Cocateelt blijft toenemen
María Isabel García
02 juli 2002
In Colombia wordt dit jaar op naar schatting 163.000
hectaren coca verbouwd - een stijging met 18.000 hectaren ten opzichte van
2001. De productie van coca - de plant die het basisingrediënt voor cocaïne
levert - neemt er dus nog toe, ondanks de sterk opgedreven inspanningen van
de Colombiaanse ordediensten om drugsplantages vanuit de lucht met
herbiciden te bestoken. Experts stellen dat alleen een hardere aanpak van de
drugsmaffia en de oplossing van de prangende sociale problemen in het land
soelaas kan brengen.
Volgens de medewerkers van het ‘Programa Plante’, een Colombiaans
overheidsprogramma voor landelijke ontwikkeling, telde Colombia in 1980 nog
maar 5.000 hectaren cocaplantages. Die oppervlakte steeg tot zowat 37.000 in
1992 en tot 145.000 hectaren vorig jaar. Dit jaar zouden de cocaboeren dus
op nog meer akkers aan de slag zijn. Volgens officiële cijfers verdienen nu
dan ook al zowat 200.000 Colombiaanse gezinnen hun brood met de teelt van
drugs - naast coca ook marihuana en papaver.
Sinds enkele jaren is het Colombiaanse leger begonnen cocavelden op grote
schaal met krachtige herbiciden te besproeien.
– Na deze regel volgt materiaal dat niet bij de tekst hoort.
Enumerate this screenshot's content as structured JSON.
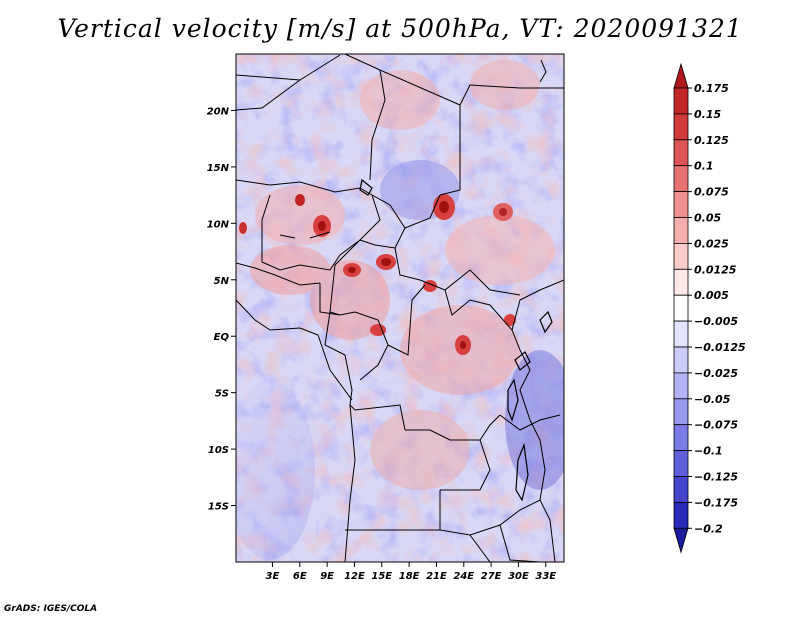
{
  "title": "Vertical velocity [m/s] at 500hPa, VT: 2020091321",
  "credit": "GrADS: IGES/COLA",
  "map": {
    "lon_range": [
      -1,
      35
    ],
    "lat_range": [
      -20,
      25
    ],
    "lon_ticks": [
      "3E",
      "6E",
      "9E",
      "12E",
      "15E",
      "18E",
      "21E",
      "24E",
      "27E",
      "30E",
      "33E"
    ],
    "lon_values": [
      3,
      6,
      9,
      12,
      15,
      18,
      21,
      24,
      27,
      30,
      33
    ],
    "lat_ticks": [
      "20N",
      "15N",
      "10N",
      "5N",
      "EQ",
      "5S",
      "10S",
      "15S"
    ],
    "lat_values": [
      20,
      15,
      10,
      5,
      0,
      -5,
      -10,
      -15
    ],
    "field": "vertical velocity",
    "units": "m/s",
    "level": "500hPa"
  },
  "colorbar": {
    "levels": [
      "0.175",
      "0.15",
      "0.125",
      "0.1",
      "0.075",
      "0.05",
      "0.025",
      "0.0125",
      "0.005",
      "−0.005",
      "−0.0125",
      "−0.025",
      "−0.05",
      "−0.075",
      "−0.1",
      "−0.125",
      "−0.175",
      "−0.2"
    ],
    "colors": [
      "#b0191c",
      "#c32828",
      "#d33a3a",
      "#df5555",
      "#e87272",
      "#f19090",
      "#f6afaf",
      "#fbcccc",
      "#ffe8e8",
      "#ffffff",
      "#e4e4ff",
      "#ccccfa",
      "#b2b2f4",
      "#9898ee",
      "#7c7ce6",
      "#6060db",
      "#4444cc",
      "#2a2ab8",
      "#1a1a9c"
    ]
  },
  "colors": {
    "positive": "#d94040",
    "negative": "#5050d8",
    "border": "#000000"
  }
}
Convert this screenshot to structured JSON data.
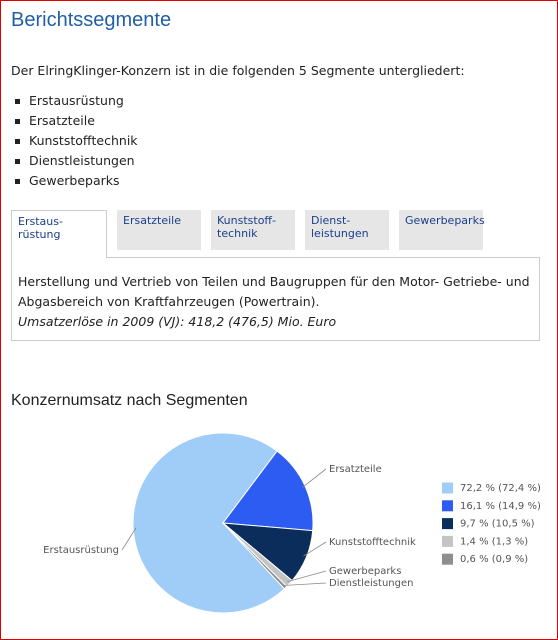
{
  "header": {
    "title": "Berichtssegmente"
  },
  "intro": "Der ElringKlinger-Konzern ist in die folgenden 5 Segmente untergliedert:",
  "list": [
    "Erstausrüstung",
    "Ersatzteile",
    "Kunststofftechnik",
    "Dienstleistungen",
    "Gewerbeparks"
  ],
  "tabs": [
    "Erstaus-\nrüstung",
    "Ersatzteile",
    "Kunststoff-\ntechnik",
    "Dienst-\nleistungen",
    "Gewerbeparks"
  ],
  "tab_content": {
    "text": "Herstellung und Vertrieb von Teilen und Baugruppen für den Motor- Getriebe- und Abgasbereich von Kraftfahrzeugen (Powertrain).",
    "note": "Umsatzerlöse in 2009 (VJ): 418,2 (476,5) Mio. Euro"
  },
  "chart_data": {
    "type": "pie",
    "title": "Konzernumsatz nach Segmenten",
    "categories": [
      "Erstausrüstung",
      "Ersatzteile",
      "Kunststofftechnik",
      "Gewerbeparks",
      "Dienstleistungen"
    ],
    "values": [
      72.2,
      16.1,
      9.7,
      1.4,
      0.6
    ],
    "value_labels": [
      "72,2 % (72,4 %)",
      "16,1 % (14,9 %)",
      "9,7 % (10,5 %)",
      "1,4 % (1,3 %)",
      "0,6 % (0,9 %)"
    ],
    "colors": [
      "#9fcdf8",
      "#2c5cf2",
      "#0b2d5c",
      "#c4c4c4",
      "#8e8e8e"
    ],
    "legend": "right"
  }
}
Tegenwoordig worden er op die
manier elk jaar zo’n 60.000 hectaren cocaplantages vernietigd. Maar nog
sneller duiken er nieuwe akkers op.
Experts sommen uiteenlopende redenen op waarom de productie van drugs in
Colombia zo een hoge vlucht kon nemen, en waarom de overheid er niet in
slaagt de zaken onder controle te krijgen. De Colombiaanse overheid heeft
een traditie van zwakke instellingen en moet bovendien al 40 jaar optornen
tegen linkse rebellen die het in uitgestrekte delen van het platteland voor
het zeggen hebben. Een sterk individualisme, een gebrek aan nationaal
bewustzijn en de wijdverbreide corruptie ondermijnen de sociale controle en
het respect voor de wet. De snelle verstedelijking van het land in de jaren
50 en de grote sociale ongelijkheden zouden een goede voedingsbodem hebben
geschapen voor misdadige organisaties.
Volgens Ricardo Vargas, een drugsexpert van de niet-gouvernementele
organisatie Acción Andina, kan de bestrijding van de cocateelt geen succes
worden zolang voor methoden gekozen wordt die veel schade aanrichten en de
plaag niet bij de wortel aanpakken. De massale sproeibeurten met
bestrijdingsmiddelen treffen naast de akkers van kleine cocaboeren ook
velden met andere gewassen en de natuur; zelfs de bewoners van omliggende
gebieden blijven niet gespaard. Kleinschaligere acties die in overleg met
alle betrokken worden uitgewerkt, kunnen meer succes hebben, gelooft Vargas.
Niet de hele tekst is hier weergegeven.